Share this article on:
The term HIPAA Covered Entities is most often defined as health plans, healthcare clearinghouses, and healthcare providers that are required to comply with the HIPAA Privacy, Security, and Breach Notification Rules. However, not all health plans and healthcare providers are Covered Entities, and – in some circumstances – entities beyond the definition of Covered Entities are required to comply with the HIPAA Rules.
Most health plans, healthcare clearinghouses, and healthcare providers that transmit Protected Health Information (PHI) electronically to carry out financial or administrative activities related to healthcare are required to comply with HIPAA. These are known as HIPAA Covered Entities, but there are exceptions to this definition.
Exceptions to the definition of HIPAA Covered Entities exist because some health plans are exempt from the HIPAA requirements (i.e., self-funded and self-administered employer health plans with fewer than 50 participants), and some healthcare providers do not transmit PHI electronically (i.e., rural ambulance services).
There are also times when other entities and third-party service providers are required to comply with HIPAA in some or all of their operations. Other entities include partial, hybrid, and certified entities, while third-party service providers with whom PHI is shared are more frequently known as Business Associates. To further complicate the definition, there are also Affiliated HIPAA Covered Entities.
Partial, Hybrid, and Certified Entities
Partial Covered Entities are organizations required to comply with a specific part – or specific parts – of HIPAA. An example of a partial Covered Entity is a prescription drug card sponsor who – under § 1860D-31 of the Medicare Prescription Drug, Improvement, and Modernization Act (MMA Act) – is required to comply with the Privacy Rule in respect of marketing activities.
A hybrid entity is an organization who activities include both covered and non-covered functions – for example, a university hospital that treats students (whose medical records are protected by FERPA) and non-students (whose medical records are protected by HIPAA). In this circumstance, there must be a separation between covered and non-covered functions.
The term certified entities most often applies to employers who administer self-insured health plans. Because the employer and the health plan are two separate legal entities, the employer is required to certify that PHI shared for the purpose of administrating the health plan will not be used for employment-related activities – i.e., denying an employee promotion.
HIPAA Business Associates
HIPAA Business Associates are individuals, organizations, or agencies who perform functions or activities on behalf of – or who provide services to – Covered Entities. When the functions, activities, or services involve the use or disclosure of PHI, Business Associates are required to comply with the Security and Breach Notification Rules and some sections of the Privacy Rule.

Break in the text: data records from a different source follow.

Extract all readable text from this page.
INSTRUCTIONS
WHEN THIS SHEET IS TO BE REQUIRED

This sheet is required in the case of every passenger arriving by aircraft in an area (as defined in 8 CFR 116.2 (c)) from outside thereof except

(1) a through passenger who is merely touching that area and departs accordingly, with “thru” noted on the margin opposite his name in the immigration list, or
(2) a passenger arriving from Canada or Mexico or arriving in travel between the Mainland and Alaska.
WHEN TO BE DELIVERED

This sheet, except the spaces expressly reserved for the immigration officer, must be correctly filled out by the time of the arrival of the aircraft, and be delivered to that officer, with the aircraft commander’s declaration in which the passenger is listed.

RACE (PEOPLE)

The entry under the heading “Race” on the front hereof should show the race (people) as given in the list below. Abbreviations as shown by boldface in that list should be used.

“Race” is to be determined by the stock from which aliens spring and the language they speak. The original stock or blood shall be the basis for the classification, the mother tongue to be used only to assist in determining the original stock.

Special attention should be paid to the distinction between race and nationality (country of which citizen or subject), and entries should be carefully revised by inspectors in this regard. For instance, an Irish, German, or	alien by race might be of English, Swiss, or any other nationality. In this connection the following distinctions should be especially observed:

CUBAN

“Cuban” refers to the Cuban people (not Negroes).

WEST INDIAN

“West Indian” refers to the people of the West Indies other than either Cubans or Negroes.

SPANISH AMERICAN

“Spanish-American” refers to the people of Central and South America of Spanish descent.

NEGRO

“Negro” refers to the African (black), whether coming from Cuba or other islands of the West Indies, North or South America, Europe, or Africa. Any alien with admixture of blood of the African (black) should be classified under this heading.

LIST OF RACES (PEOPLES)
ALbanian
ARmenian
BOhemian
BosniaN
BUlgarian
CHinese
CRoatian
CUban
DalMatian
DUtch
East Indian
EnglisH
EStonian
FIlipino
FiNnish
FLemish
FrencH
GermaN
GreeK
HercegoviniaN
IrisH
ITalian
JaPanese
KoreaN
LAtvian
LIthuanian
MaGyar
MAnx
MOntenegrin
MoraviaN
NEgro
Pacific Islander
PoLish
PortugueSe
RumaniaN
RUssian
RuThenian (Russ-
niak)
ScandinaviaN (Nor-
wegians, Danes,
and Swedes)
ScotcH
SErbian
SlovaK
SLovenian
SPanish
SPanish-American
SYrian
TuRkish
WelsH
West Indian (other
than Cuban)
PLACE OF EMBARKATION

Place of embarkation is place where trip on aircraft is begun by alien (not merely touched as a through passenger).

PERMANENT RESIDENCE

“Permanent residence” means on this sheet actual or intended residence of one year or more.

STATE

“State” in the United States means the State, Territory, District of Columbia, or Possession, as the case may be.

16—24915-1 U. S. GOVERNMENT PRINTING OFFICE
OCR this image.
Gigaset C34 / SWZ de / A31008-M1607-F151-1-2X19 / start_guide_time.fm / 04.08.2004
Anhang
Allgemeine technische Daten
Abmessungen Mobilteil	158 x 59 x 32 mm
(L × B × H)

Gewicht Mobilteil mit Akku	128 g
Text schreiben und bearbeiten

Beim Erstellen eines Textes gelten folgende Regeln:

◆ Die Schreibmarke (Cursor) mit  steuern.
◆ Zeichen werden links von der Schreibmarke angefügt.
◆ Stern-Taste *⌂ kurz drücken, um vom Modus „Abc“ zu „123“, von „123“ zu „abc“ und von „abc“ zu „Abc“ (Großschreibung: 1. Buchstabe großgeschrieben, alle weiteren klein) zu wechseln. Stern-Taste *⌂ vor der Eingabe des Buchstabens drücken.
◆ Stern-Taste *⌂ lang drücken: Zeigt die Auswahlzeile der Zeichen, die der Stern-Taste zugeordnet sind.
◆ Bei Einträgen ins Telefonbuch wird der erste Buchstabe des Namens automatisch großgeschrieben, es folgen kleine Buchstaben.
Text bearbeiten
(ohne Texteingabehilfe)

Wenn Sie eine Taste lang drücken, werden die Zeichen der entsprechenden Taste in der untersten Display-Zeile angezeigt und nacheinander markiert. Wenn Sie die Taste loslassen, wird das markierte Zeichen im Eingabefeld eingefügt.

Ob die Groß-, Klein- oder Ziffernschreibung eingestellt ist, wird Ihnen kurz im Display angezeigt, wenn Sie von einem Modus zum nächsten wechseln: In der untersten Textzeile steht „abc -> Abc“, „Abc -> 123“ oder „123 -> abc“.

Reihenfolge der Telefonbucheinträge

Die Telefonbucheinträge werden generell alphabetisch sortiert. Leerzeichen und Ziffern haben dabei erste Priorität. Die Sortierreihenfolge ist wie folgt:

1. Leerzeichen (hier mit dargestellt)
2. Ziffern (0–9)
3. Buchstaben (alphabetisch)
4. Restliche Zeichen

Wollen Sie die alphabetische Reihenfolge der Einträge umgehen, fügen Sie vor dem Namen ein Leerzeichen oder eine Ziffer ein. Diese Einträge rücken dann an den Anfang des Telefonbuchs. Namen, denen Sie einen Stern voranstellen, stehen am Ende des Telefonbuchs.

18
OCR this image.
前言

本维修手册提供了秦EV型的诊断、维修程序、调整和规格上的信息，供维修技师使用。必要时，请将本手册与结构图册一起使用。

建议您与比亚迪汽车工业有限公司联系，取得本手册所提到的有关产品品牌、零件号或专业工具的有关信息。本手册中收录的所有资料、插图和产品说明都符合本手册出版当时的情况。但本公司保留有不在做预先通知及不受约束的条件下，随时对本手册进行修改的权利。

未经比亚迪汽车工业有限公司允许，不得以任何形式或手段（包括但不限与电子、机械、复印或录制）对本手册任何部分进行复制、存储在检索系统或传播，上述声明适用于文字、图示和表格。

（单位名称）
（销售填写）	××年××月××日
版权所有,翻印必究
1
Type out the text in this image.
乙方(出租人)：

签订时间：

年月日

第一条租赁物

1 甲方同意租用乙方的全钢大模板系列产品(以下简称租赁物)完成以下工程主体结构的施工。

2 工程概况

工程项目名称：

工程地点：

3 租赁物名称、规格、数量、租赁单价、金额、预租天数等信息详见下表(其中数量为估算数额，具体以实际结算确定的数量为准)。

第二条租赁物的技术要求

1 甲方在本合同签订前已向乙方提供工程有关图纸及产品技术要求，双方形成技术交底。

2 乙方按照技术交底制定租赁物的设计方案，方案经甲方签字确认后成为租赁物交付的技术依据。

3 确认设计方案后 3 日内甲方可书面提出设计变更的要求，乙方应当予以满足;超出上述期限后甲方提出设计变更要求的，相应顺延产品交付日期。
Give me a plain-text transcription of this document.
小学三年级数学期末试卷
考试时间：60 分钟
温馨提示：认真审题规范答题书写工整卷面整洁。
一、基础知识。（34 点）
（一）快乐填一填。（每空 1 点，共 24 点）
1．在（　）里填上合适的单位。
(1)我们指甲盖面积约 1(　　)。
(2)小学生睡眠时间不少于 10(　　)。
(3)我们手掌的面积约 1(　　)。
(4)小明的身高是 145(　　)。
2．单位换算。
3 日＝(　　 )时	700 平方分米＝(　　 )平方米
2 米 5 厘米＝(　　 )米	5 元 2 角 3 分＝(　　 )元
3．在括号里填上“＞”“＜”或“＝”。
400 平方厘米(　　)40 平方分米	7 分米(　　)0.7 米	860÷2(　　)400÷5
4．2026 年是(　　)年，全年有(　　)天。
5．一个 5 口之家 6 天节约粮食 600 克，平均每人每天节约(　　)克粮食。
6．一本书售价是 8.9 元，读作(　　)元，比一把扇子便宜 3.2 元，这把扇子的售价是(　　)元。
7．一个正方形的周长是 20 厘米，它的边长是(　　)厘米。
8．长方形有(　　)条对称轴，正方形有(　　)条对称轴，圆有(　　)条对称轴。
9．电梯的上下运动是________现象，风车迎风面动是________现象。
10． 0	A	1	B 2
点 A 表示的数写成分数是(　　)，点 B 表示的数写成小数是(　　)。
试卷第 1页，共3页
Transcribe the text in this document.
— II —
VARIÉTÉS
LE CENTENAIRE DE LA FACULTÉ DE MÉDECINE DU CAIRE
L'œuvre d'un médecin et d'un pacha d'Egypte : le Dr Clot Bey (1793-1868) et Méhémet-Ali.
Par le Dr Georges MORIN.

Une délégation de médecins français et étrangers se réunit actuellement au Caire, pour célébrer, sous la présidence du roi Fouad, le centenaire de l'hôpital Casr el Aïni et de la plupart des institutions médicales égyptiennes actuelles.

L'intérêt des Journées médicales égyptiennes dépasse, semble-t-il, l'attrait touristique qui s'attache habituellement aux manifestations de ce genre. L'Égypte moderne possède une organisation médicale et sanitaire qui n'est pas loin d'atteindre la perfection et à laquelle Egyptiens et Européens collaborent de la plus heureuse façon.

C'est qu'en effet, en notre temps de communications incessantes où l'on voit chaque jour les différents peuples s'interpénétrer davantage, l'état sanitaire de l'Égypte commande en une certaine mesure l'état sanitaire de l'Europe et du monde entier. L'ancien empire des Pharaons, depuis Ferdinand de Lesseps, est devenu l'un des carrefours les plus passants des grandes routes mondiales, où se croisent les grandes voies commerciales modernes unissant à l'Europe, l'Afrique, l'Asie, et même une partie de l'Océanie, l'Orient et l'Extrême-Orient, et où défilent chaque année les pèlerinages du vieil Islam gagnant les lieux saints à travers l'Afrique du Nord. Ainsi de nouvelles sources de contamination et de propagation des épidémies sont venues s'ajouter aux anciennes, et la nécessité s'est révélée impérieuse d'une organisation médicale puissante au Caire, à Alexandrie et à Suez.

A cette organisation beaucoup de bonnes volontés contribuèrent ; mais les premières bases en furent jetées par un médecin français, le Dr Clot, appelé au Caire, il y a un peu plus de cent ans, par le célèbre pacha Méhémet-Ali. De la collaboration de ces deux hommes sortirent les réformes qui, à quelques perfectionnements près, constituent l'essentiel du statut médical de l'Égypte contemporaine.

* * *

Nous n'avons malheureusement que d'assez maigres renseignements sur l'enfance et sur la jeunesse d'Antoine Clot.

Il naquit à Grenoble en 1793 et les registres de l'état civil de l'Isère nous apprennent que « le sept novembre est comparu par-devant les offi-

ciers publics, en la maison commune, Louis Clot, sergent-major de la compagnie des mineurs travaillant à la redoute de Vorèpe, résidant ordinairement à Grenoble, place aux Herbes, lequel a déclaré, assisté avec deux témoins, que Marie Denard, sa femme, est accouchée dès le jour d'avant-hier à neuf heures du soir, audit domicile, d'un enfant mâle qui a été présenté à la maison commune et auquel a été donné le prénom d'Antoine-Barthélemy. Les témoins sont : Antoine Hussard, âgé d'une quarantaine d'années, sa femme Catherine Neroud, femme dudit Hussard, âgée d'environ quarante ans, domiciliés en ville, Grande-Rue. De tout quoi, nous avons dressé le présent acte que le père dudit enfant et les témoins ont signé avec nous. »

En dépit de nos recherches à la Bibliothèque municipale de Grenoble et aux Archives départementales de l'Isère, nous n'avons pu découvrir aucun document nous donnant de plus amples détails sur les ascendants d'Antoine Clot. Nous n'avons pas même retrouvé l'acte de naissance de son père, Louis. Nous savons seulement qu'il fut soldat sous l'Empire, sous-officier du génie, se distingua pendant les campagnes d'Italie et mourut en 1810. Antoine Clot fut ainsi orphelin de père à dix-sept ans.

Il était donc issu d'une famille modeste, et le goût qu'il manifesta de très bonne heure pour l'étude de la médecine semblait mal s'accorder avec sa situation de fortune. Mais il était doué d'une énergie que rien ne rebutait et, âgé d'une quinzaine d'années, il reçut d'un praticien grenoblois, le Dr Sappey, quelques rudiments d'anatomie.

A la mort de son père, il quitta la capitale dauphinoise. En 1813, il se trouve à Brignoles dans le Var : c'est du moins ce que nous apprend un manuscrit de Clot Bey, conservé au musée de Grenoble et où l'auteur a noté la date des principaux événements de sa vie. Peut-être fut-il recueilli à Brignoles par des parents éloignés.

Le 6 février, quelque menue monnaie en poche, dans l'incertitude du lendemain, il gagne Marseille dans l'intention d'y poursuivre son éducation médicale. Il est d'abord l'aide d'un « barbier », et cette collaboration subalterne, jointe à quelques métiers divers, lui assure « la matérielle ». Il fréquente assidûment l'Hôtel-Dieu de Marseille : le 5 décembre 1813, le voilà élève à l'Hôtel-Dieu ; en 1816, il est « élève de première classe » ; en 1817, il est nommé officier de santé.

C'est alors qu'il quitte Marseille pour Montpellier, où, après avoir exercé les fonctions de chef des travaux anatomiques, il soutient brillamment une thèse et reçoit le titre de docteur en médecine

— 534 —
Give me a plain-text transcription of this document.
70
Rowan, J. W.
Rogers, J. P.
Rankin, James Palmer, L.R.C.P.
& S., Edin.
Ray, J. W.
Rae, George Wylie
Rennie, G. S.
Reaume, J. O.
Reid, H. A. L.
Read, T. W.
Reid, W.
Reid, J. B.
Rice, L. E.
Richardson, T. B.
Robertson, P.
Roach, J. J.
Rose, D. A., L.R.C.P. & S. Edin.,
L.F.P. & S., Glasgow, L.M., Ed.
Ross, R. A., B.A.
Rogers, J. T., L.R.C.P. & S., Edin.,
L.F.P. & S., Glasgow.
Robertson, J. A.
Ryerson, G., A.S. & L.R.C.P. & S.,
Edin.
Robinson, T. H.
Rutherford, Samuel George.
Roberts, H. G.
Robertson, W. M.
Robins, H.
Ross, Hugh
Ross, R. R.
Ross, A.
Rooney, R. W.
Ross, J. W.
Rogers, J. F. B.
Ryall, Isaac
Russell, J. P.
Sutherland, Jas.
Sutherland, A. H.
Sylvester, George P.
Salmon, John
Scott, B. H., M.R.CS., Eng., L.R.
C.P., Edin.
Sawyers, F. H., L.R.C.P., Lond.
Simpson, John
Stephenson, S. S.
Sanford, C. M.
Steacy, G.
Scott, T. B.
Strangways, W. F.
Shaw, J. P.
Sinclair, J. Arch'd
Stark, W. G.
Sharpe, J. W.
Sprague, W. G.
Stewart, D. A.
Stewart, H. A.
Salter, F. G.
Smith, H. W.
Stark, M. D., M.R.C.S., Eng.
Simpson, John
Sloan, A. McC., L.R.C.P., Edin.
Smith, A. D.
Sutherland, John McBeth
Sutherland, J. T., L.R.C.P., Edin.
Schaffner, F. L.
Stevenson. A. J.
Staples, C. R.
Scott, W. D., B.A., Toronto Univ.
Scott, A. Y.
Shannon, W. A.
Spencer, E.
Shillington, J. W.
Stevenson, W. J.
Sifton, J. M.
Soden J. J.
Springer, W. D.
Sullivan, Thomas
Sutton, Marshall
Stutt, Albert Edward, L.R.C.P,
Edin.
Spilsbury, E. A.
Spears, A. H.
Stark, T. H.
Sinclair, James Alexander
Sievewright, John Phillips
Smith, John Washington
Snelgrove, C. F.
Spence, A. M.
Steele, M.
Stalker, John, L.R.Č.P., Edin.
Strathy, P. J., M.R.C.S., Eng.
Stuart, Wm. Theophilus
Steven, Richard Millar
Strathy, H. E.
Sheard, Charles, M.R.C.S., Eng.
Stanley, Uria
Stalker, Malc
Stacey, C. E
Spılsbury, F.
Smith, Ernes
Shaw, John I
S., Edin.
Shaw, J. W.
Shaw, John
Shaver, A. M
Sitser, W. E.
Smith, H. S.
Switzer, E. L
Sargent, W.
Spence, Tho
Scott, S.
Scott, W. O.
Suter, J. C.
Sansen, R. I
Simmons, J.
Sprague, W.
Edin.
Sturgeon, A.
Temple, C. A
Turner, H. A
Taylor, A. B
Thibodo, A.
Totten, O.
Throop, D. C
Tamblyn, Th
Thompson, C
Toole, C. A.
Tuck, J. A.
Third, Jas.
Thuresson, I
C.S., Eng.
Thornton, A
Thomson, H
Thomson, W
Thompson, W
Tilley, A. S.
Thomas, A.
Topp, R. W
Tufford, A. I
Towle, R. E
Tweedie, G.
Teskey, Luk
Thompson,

Business Associates are not necessarily individuals, organizations, or agencies that normally operate outside the health care industry (i.e., software vendors, accountants, attorneys, etc.). HIPAA Covered Entities can be Business Associates of other HIPAA Covered Entities – in which case it is necessary for both parties to sign a Business Associate Agreement.
It is important to be aware that, unlike most contracts, a Business Associate Agreement does not necessarily indemnify HIPAA Covered Entities for breaches of PHI attributable to the non-compliance of the Business Associate. If a Covered Entity fails to obtain “satisfactory assurances” that a Business Associate is HIPAA-compliant prior to entering into an agreement, and a breach of unsecured PHI subsequently occurs, the Covered Entity may be considered liable for the breach.
Affiliated HIPAA Covered Entities
In addition to partial, hybrid, and certified entities, it is also possible to have Affiliated Covered Entities. An Affiliated Covered Entity is a group of legally separate entities that are affiliated into a single HIPAA Covered Entity as a result of there being some common ownership or control of the legally separate entities. This has the advantages of:
- The group only needs to appoint one HIPAA Privacy Officer.
- The group only needs to appoint one HIPAA Security Officer.
- The group can use the same Notice of Privacy Practices.
- The group only has to develop one set of HIPAA policies.
- The group can provide the same training programs.
- The group shares one security risk analysis and risk management plan.
Affiliated HIPAA Covered Entities are similar to Organized Health Care Arrangements (OHCAs) inasmuch legally separate entities can benefit from group arrangements. The primary difference between the two is that an Affiliated HIPAA Covered Entity is under common ownership or control, while an OHCA is comprised of separately owned or controlled entities.